Его крылья светло-серого цвета, на несколько оттенков темнее моих. Вероятно, беспокоиться не о чем. Мама говорила, что у всех нас крылья различных оттенков серого. И его выглядят не столько темными, сколько… грязными.

- Окей, предупреди меня в следующий раз, хорошо? – Джеффри чуть прижимает свои крылья, делает их меньше, и поворачивается ко мне спиной, пока идет вдоль края лужайки, где я оставила спортивную сумку. Если он разделит со мной половину ее веса, то она окажется совсем нетяжелой.

- Один, - говорит он.

- Подожди, в каком направлении мы полетим?

- Туда, – он кивает головой в северном направлении нашего участка, где растут более тонкие деревья.

- Хороший план.

- Два.

- На какую высоту?

- Мы разберемся по ходу, - говорит он раздраженным голосом.

- Знаешь, твой голос становится похожим на папин. Не думаю, что мне это нравится.

- Три! – произносит он, и затем сгибает колени и распахивает крылья, поднимается вперед, пока я изо всех сил стараюсь не отстать от него.

У меня нет времени думать. Мы поднимаемся выше и выше, и выше, подстраивая взмахи наших крыльев под один ритм, держа спортивную сумку между нами, немного ненадежно, но вполне справляясь. Через десять секунд мы достигаем верхушек деревьев. А затем направляемся на север. Я оборачиваюсь на Джеффри, и он посылает мне самодовольную улыбку, словно всегда знал, что это будет несложно. Я в некоторой степени в шоке от того, насколько легко это оказалось. Мы могли бы поднять вдвое больший вес. Мои мысли разгоняются оттого, что это может значить. Если я не могу поднять Кристиана одна, значит ли это, что я могу позвать на помощь? Против правил ли это?

- Джеффри, может быть это как раз то.

- Что то? – спрашивает он отстраненно, пытаясь поднять сумку чуть выше, чтобы удобнее ее перехватить.

- Твое предназначение. Может быть, нам предстоит сделать это вместе.

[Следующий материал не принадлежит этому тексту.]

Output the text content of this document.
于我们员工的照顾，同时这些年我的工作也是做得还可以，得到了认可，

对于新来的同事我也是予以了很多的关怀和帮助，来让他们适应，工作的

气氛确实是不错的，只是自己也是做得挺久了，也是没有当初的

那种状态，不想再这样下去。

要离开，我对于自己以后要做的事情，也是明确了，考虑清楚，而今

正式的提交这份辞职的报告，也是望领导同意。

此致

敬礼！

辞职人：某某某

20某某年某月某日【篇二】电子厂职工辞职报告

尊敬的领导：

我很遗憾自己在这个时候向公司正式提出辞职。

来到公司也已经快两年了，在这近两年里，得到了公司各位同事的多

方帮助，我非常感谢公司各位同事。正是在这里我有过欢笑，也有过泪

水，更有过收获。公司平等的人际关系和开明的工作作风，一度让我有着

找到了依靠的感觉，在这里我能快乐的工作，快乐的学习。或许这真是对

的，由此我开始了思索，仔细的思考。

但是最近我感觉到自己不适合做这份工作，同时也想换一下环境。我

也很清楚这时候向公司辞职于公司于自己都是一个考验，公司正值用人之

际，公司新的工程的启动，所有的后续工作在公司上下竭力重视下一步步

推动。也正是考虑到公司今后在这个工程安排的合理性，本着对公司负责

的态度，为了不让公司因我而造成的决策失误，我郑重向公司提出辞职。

Он отпускает сумку. Сумка тотчас тянет меня вниз, и мне приходится отпустить ее. Мы наблюдаем, как она сваливается в кусты среди деревьев.

- Это не мое предназначение, - говорит он ровным голосом. Его серые глаза становятся холодными и отстраненными.

- В чем дело?

- Ничего, касающегося тебя, Клара.

То же самое, что сказала мне Венди. Словно удар в живот.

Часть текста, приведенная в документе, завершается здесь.